Gibbs scheme in the theory of random fields

TL;DR

This paper redefines Gibbs random fields using a purely probabilistic approach, clarifying their structure and demonstrating their compatibility with physical concepts without relying on the traditional DLR-definition.

Contribution

It introduces a new probabilistic definition of Gibbs random fields, expanding the theoretical framework and showing their natural connection to statistical physics.

Findings

Provides a probabilistic framework for Gibbs random fields

Shows the compatibility of physical and probabilistic perspectives

Embeds key results of statistical physics into the new theory

Abstract

The purpose of this work is to expand and clarify the concept of the class of Gibbs random fields and give its structure the form accepted in the theory of random processes. It is possible thanks to the proposed purely probabilistic definition of the Gibbs random field without refereing to any physical notion. However, we do not oppose to each other the physical and probabilistic points of view on mathematical statistical physics; on the contrary, we show their natural compatibility within the framework of the suggested Gibbs scheme.
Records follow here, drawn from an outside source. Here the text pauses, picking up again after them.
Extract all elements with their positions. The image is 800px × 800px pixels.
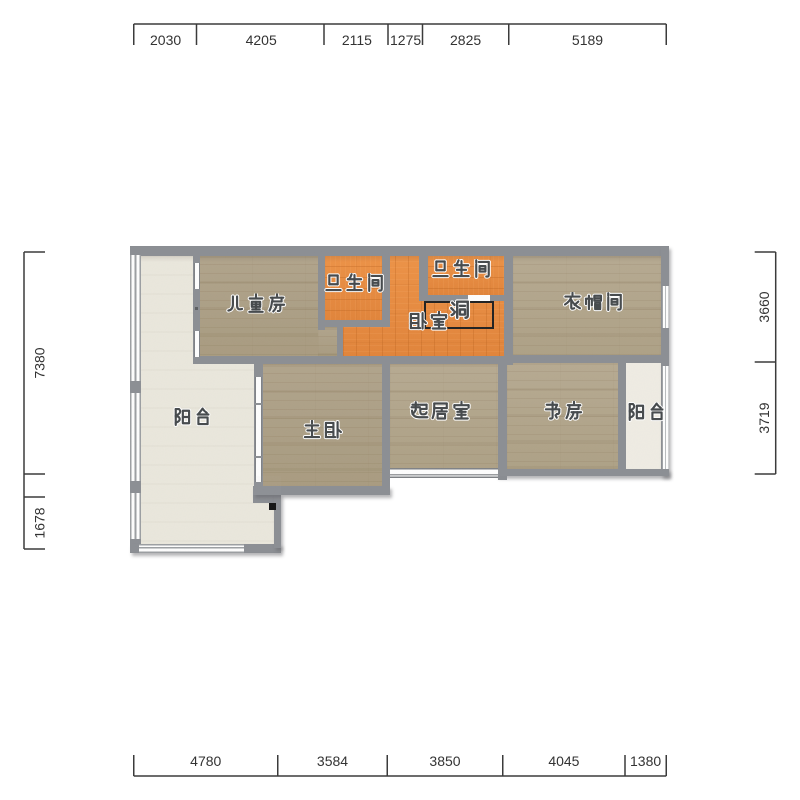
svg-text:2825: 2825: [450, 32, 481, 48]
svg-text:5189: 5189: [572, 32, 603, 48]
svg-text:2030: 2030: [150, 32, 181, 48]
svg-text:3719: 3719: [756, 402, 772, 433]
svg-text:3660: 3660: [756, 291, 772, 322]
svg-text:4205: 4205: [246, 32, 277, 48]
svg-text:7380: 7380: [32, 347, 48, 378]
svg-text:3584: 3584: [317, 753, 348, 769]
svg-text:1380: 1380: [630, 753, 661, 769]
svg-text:2115: 2115: [342, 32, 372, 48]
svg-text:1275: 1275: [390, 32, 421, 48]
svg-text:3850: 3850: [429, 753, 460, 769]
svg-text:1678: 1678: [32, 507, 48, 538]
svg-text:4780: 4780: [190, 753, 221, 769]
svg-text:4045: 4045: [548, 753, 579, 769]
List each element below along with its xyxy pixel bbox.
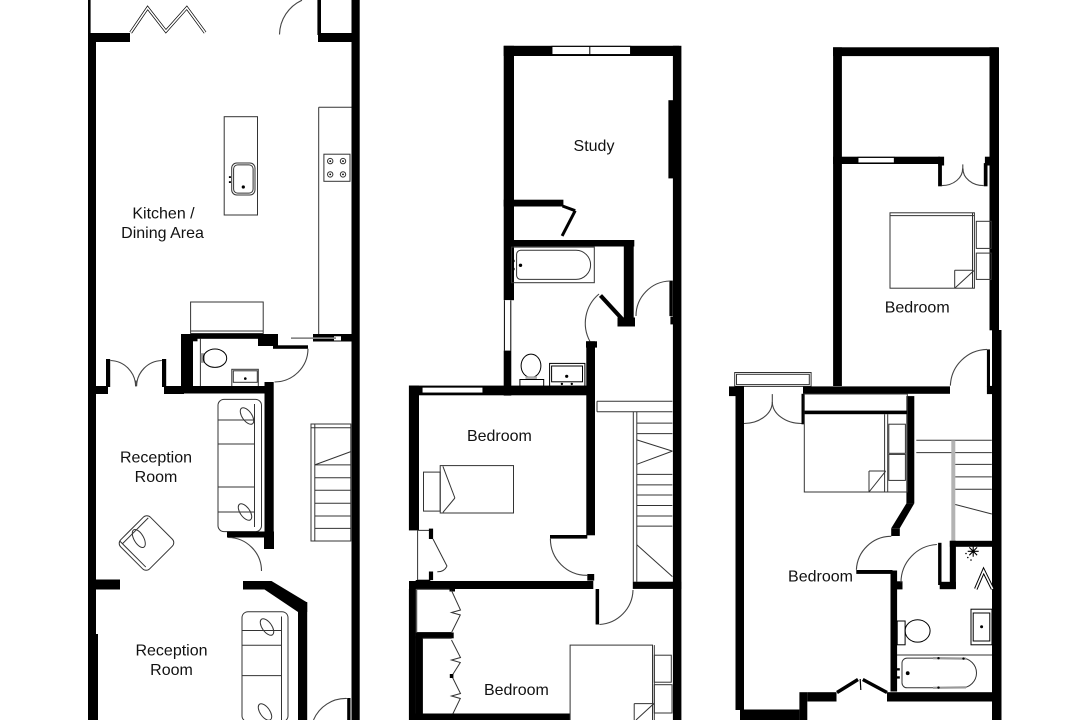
svg-text:Reception: Reception [135,643,207,660]
svg-text:Bedroom: Bedroom [467,428,532,445]
svg-text:Reception: Reception [120,450,192,467]
svg-text:Bedroom: Bedroom [885,300,950,317]
svg-text:Room: Room [135,469,178,486]
svg-text:Kitchen /: Kitchen / [132,206,195,223]
svg-text:Bedroom: Bedroom [788,569,853,586]
svg-text:Study: Study [574,138,615,155]
svg-text:Bedroom: Bedroom [484,682,549,699]
svg-text:Room: Room [150,662,193,679]
svg-text:Dining Area: Dining Area [121,225,204,242]
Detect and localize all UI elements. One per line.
The outlines of the corresponding theory are presented. In this theory, the DLR--definition is not used. At the same time, the related existence theorem provides one of adequate ways to construct Gibbs random fields (in the sense of probabilistic definition). The results of mathematical statistical physics are embedded in the theory of Gibbs random fields under development as its important (if not the most important) part. We describe in general terms the range of those problems that are more natural to solve using our definition. For example, the problem of the Gibbsian description of known classes of random fields as well as questions of validity of limit theorems of probability theory.